Sauf que Kaalep est tout sauf un simple militant. Le parti de ce député estonien est même présenté comme un "allié" du RN par le vice-président frontiste Nicolas Bay. Mardi, il était avec Marine Le Pen à Tallinn pour une réunion entre "défenseurs de la civilisation" avec, outre EKRE, les partis d'extrême droite les "Vrais Finlandais", le Parti populaire danois et la Ligue italienne. En bonne place sur nombre des photos de ce mini-sommet nationalistes organisé en pleine campagne pour les européennes: Ruuben Kaalep.

 

 

Le même Kaalep qui est connu pour son engagement négationniste. Le journal d'investigation estonien Eesti ekspress (lire ici) a ainsi révélé sa participation à une pièce de théâtre ou à des écrits remettant en cause la véracité de l'Holocauste. Il aurait également participé à lister des personnalités sur la base de leurs origines juives. Récemment, il a participé à des marches aux flambeaux à la symbolique très marquée extrême droite radicale, ou encore rencontré et rendu hommage l'an passé à des vétérans estoniens de la Waffen SS. Sur son compte Twitter il retweete notamment des messages appelant au "nettoyage" de la terre ou dénonçant une "invasion du tiers-monde" et soutient l'idée que EKRE crée ses propres "unités de défense".

 

 

A l'international, Ruuben Kaalep cite notamment en exemple Richard Spencer, qui lui rend la politesse, le suprémaciste américain qui avait lancé un tonitruant "Heil Trump!" devant des supporters faisant des saluts nazis lors d'un meeting à Washington en novembre 2016. Toujours selon la presse estonienne, il serait également lié à l'Anglais Paul Hickman, fondateur de "National Action". Ce groupe néo-nazi est interdit au Royaume-Uni car considéré comme terroriste.

Au-delà du cas de Ruuben Kaalep le parti EKRE, qui a connu son premier succès électoral aux dernières législatives de 2019, est ainsi ouvertement raciste, antisémite et homophobe.
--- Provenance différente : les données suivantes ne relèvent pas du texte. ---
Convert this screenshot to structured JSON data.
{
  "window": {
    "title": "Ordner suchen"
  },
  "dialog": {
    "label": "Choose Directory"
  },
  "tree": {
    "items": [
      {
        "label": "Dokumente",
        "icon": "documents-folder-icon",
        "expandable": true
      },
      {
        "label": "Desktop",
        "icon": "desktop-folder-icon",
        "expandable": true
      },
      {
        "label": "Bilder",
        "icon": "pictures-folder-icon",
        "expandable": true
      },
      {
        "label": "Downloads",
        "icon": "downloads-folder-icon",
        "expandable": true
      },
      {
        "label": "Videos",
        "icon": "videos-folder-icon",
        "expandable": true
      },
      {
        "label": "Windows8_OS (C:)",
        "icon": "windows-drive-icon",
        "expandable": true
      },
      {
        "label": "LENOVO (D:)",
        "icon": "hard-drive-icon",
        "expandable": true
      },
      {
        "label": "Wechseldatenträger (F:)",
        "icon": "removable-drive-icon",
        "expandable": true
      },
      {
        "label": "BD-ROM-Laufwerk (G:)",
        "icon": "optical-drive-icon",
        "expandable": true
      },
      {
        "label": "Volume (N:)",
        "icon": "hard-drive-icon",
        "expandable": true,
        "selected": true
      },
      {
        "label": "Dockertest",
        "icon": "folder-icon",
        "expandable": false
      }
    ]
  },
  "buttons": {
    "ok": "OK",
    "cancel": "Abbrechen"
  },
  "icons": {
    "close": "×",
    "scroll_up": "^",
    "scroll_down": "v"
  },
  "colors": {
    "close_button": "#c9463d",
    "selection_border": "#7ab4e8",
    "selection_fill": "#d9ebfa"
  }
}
Outre ses militants, dont certains ont déjà été condamnés pour violences, les têtes d'affiche sont elles aussi radicales. Martin Helme par exemple, ministre des Finances de la coalition au pouvoir et fils du leader Mart Helme, est un adepte de la théorie du Grand remplacement, fantasme prédisant la disparition des "peuples européens" au profit de populations allogènes immigrées et principalement musulmanes. Martin Helme a enfin lui aussi déclenché une polémique pour avoir… fait le même signe "White power" que Kaalep, il y a quelques semaines en plein Riigikogu, le parlement estonien.